Garbage Collection Survey Clarified
The just released solid waste collection study has turned some heads when it comes to who it actually surveyed and who was exempted from it, but you can still be heard.
“It was designed to survey those who had made the transition,” said Craig Hemingway, Communications Director for the City of Moose Jaw.
As such, the survey did not ask questions from those living in Zone 3 Sunningdale, nor those in homes in the VLA and West Heath, where they always had curbside collection. The survey also did not take in the ten percent of homes identified as “challenged” - due to physical restrictions making curbside collection difficult - in Zones 1 – 4 as those homes had never transitioned.
After MJ Independent ran it's story indicating Zone 3 or Sunningdale was part of the survey Hemingway wanted to clarify Sunningdale or, Zone 3 was not included in the survey.
In order to not confuse readers and inflame what has been emotional issue, the MJ Independent will remove the references from the story.
In the survey documentation it was always stated the survey would include 200 homes who had recently transitioned to curbside in Zones 1-4.
Asked if it might be more correct to state the survey was not Zones 1 – 4 but actually Zones 1, 2 and 4, Hemingway stated he could see where confusion came into play. "We always stated it would be for those who transitioned over,” he stated, adding “generally speaking those surveyed were in zones one, two and four.”

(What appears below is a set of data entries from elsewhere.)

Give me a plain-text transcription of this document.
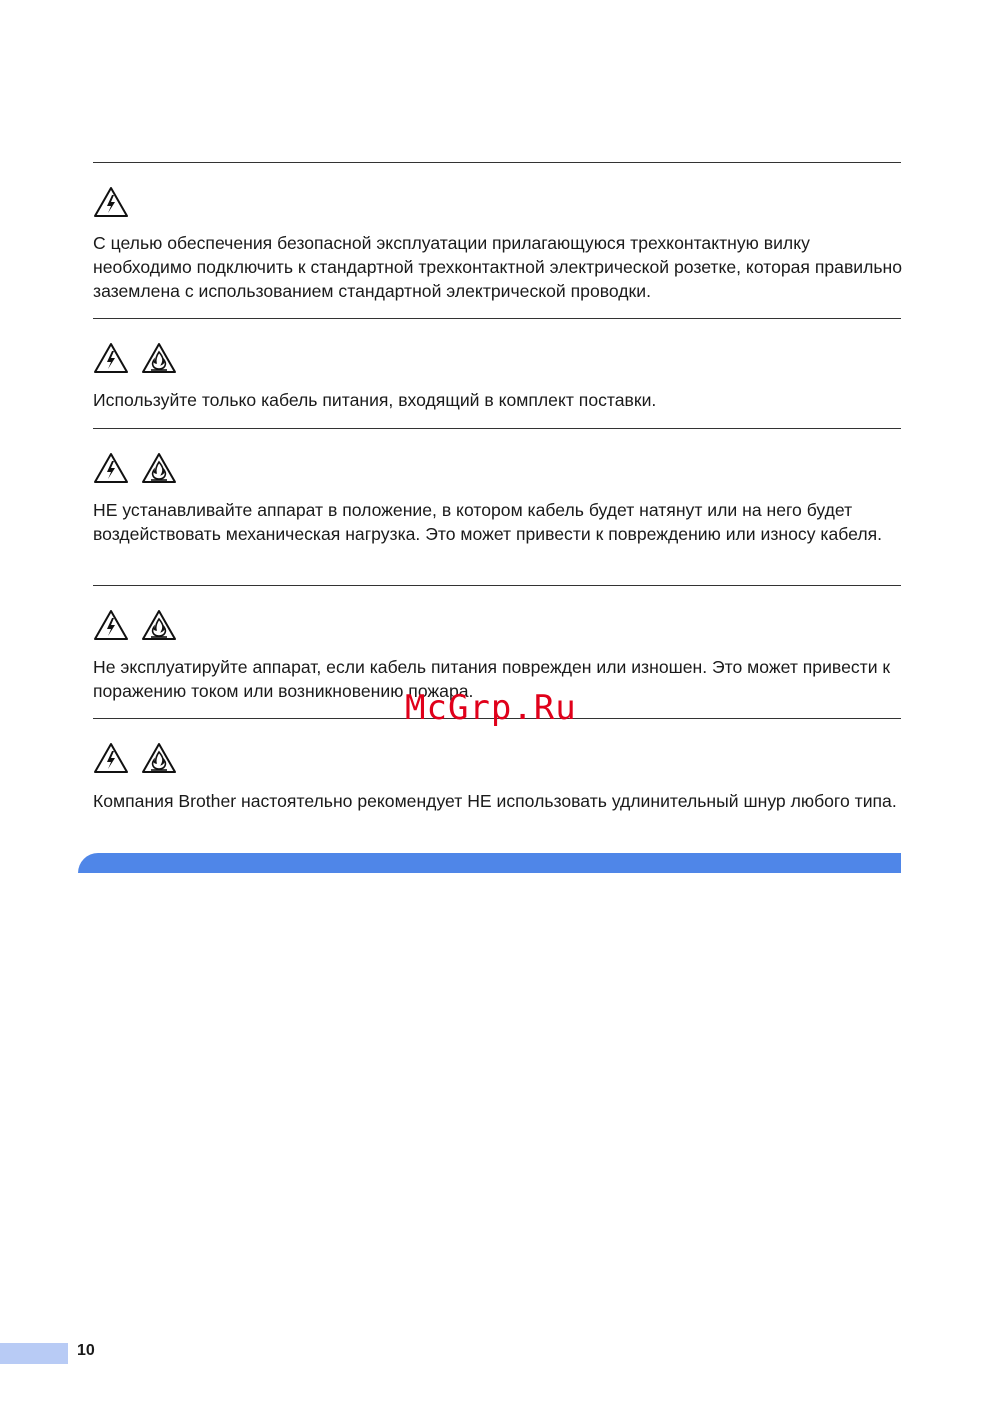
С целью обеспечения безопасной эксплуатации прилагающуюся трехконтактную вилку необходимо подключить к стандартной трехконтактной электрической розетке, которая правильно заземлена с использованием стандартной электрической проводки.

Используйте только кабель питания, входящий в комплект поставки.

НЕ устанавливайте аппарат в положение, в котором кабель будет натянут или на него будет воздействовать механическая нагрузка. Это может привести к повреждению или износу кабеля.

Не эксплуатируйте аппарат, если кабель питания поврежден или изношен. Это может привести к поражению током или возникновению пожара.

Компания Brother настоятельно рекомендует НЕ использовать удлинительный шнур любого типа.

McGrp.Ru
10
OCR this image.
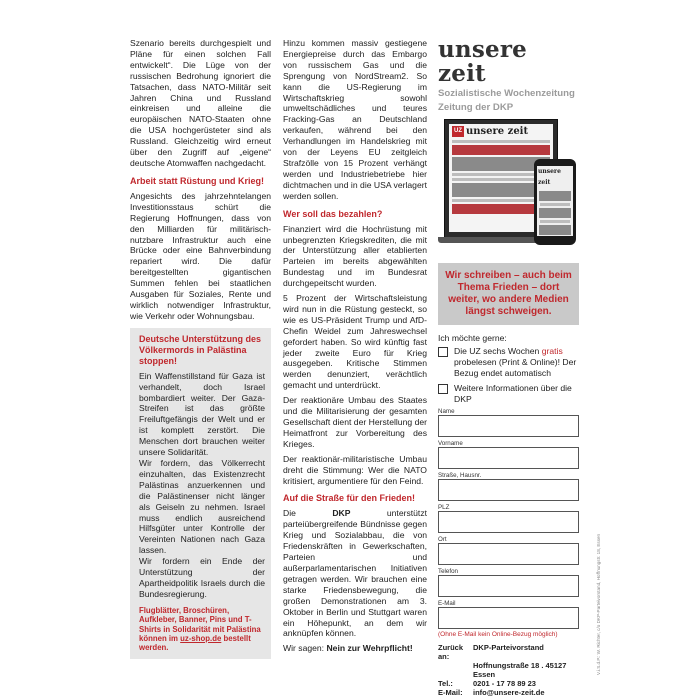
Szenario bereits durchgespielt und Pläne für einen solchen Fall entwickelt“. Die Lüge von der russischen Bedrohung ignoriert die Tatsachen, dass NATO-Militär seit Jahren China und Russland einkreisen und alleine die europäischen NATO-Staaten ohne die USA hochgerüsteter sind als Russland. Gleichzeitig wird erneut über den Zugriff auf „eigene“ deutsche Atomwaffen nachgedacht.

Arbeit statt Rüstung und Krieg!

Angesichts des jahrzehntelangen Investitionsstaus schürt die Regierung Hoffnungen, dass von den Milliarden für militärisch-nutzbare Infrastruktur auch eine Brücke oder eine Bahnverbindung repariert wird. Die dafür bereitgestellten gigantischen Summen fehlen bei staatlichen Ausgaben für Soziales, Rente und wirklich notwendiger Infrastruktur, wie Verkehr oder Wohnungsbau.

Deutsche Unterstützung des Völkermords in Palästina stoppen!

Ein Waffenstillstand für Gaza ist verhandelt, doch Israel bombardiert weiter. Der Gaza-Streifen ist das größte Freiluftgefängis der Welt und er ist komplett zerstört. Die Menschen dort brauchen weiter unsere Solidarität.

Wir fordern, das Völkerrecht einzuhalten, das Existenzrecht Palästinas anzuerkennen und die Palästinenser nicht länger als Geiseln zu nehmen. Israel muss endlich ausreichend Hilfsgüter unter Kontrolle der Vereinten Nationen nach Gaza lassen.

Wir fordern ein Ende der Unterstützung der Apartheidpolitik Israels durch die Bundesregierung.

Flugblätter, Broschüren, Aufkleber, Banner, Pins und T-Shirts in Solidarität mit Palästina können im uz-shop.de bestellt werden.

Hinzu kommen massiv gestiegene Energiepreise durch das Embargo von russischem Gas und die Sprengung von NordStream2. So kann die US-Regierung im Wirtschaftskrieg sowohl umweltschädliches und teures Fracking-Gas an Deutschland verkaufen, während bei den Verhandlungen im Handelskrieg mit von der Leyens EU zeitgleich Strafzölle von 15 Prozent verhängt werden und Industriebetriebe hier dichtmachen und in die USA verlagert werden sollen.

Wer soll das bezahlen?

Finanziert wird die Hochrüstung mit unbegrenzten Kriegskrediten, die mit der Unterstützung aller etablierten Parteien im bereits abgewählten Bundestag und im Bundesrat durchgepeitscht wurden.

5 Prozent der Wirtschaftsleistung wird nun in die Rüstung gesteckt, so wie es US-Präsident Trump und AfD-Chefin Weidel zum Jahreswechsel gefordert haben. So wird künftig fast jeder zweite Euro für Krieg ausgegeben. Kritische Stimmen werden denunziert, verächtlich gemacht und unterdrückt.

Der reaktionäre Umbau des Staates und die Militarisierung der gesamten Gesellschaft dient der Herstellung der Heimatfront zur Vorbereitung des Krieges.

Der reaktionär-militaristische Umbau dreht die Stimmung: Wer die NATO kritisiert, argumentiere für den Feind.

Auf die Straße für den Frieden!

Die	DKP	unterstützt parteiübergreifende Bündnisse gegen Krieg und Sozialabbau, die von Friedenskräften in Gewerkschaften, Parteien und außerparlamentarischen Initiativen getragen werden. Wir brauchen eine starke Friedensbewegung, die großen Demonstrationen am 3. Oktober in Berlin und Stuttgart waren ein Höhepunkt, an dem wir anknüpfen können.

Wir sagen: Nein zur Wehrpflicht!

unsere zeit
Sozialistische Wochenzeitung
Zeitung der DKP
UZ unsere zeit
unsere zeit
Wir schreiben – auch beim Thema Frieden – dort weiter, wo andere Medien längst schweigen.
Ich möchte gerne:
Die UZ sechs Wochen gratis probelesen (Print & Online)! Der Bezug endet automatisch
Weitere Informationen über die DKP
Name
Vorname
Straße, Hausnr.
PLZ
Ort
Telefon
E-Mail
(Ohne E-Mail kein Online-Bezug möglich)
Zurück an:
DKP-Parteivorstand
Hoffnungstraße 18 . 45127 Essen
Tel.:	0201 - 17 78 89 23
E-Mail:	info@unsere-zeit.de
V.i.S.d.P.: W. Richter, c/o DKP-Parteivorstand, Hoffnungstr. 18, Essen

Asked about the criteria and if it came into play in the case of resident Michel Labonte, who appeared at Council asking why he was eliminated from participating in the survey, Hemingway said it did. As promised at Council, the survey firm Insightrix was contacted and confirmed the fact Labonte had been contacted but eliminated from participation in the survey due to it's criteria.
Labonte lives in Zone 4 but once he said his garbage collection was still in the back lane he was eliminated from participation by the survey’s criteria. The survey was looking residents in Zone 4 who had converted to curbside not residents who hadn't.
Asked if Labonte had lived in nearby Zone 5, would the telephone interview have continued, Hemingway said it would have, as Lanonte would have met the criteria for Zones 5-8 as he had not transitioned to curb side.
In another case, MJ Independent was approached by a resident of Zone 3 or Sunningdale, asking why he was not contacted by the telephone survey, as his taxes and garbage rates would be impacted by any decision and how could he be heard?
Hemingway stated anyone who would like to have their say are still welcome to contact any member of Council. All input as well as the survey will now be taken into consideration by Council in deciding what to do when it comes to curbside collection.
In a previous podcast he spoke about how to be heard by Council and made an MJ Independent story – READ: How Can You Be Heard
The telephone survey was conducted February 7 – 15 and asked 200 residents who had transitioned to curbside collection in Zones 1 -4 and 200 residents in Zones 5-8 who had not transitioned to curbside collection their opinions on curb side collection.
In 2017, transitioning to curbside collection was a highly controversial and emotional issue with many Council meetings spent debating it. In the end, Council decided not to expand the service at that time. On January 13th at a meeting of Budget Committee an attempt was made to expand the service city wide, which led to a debate and the resultant telephone survey.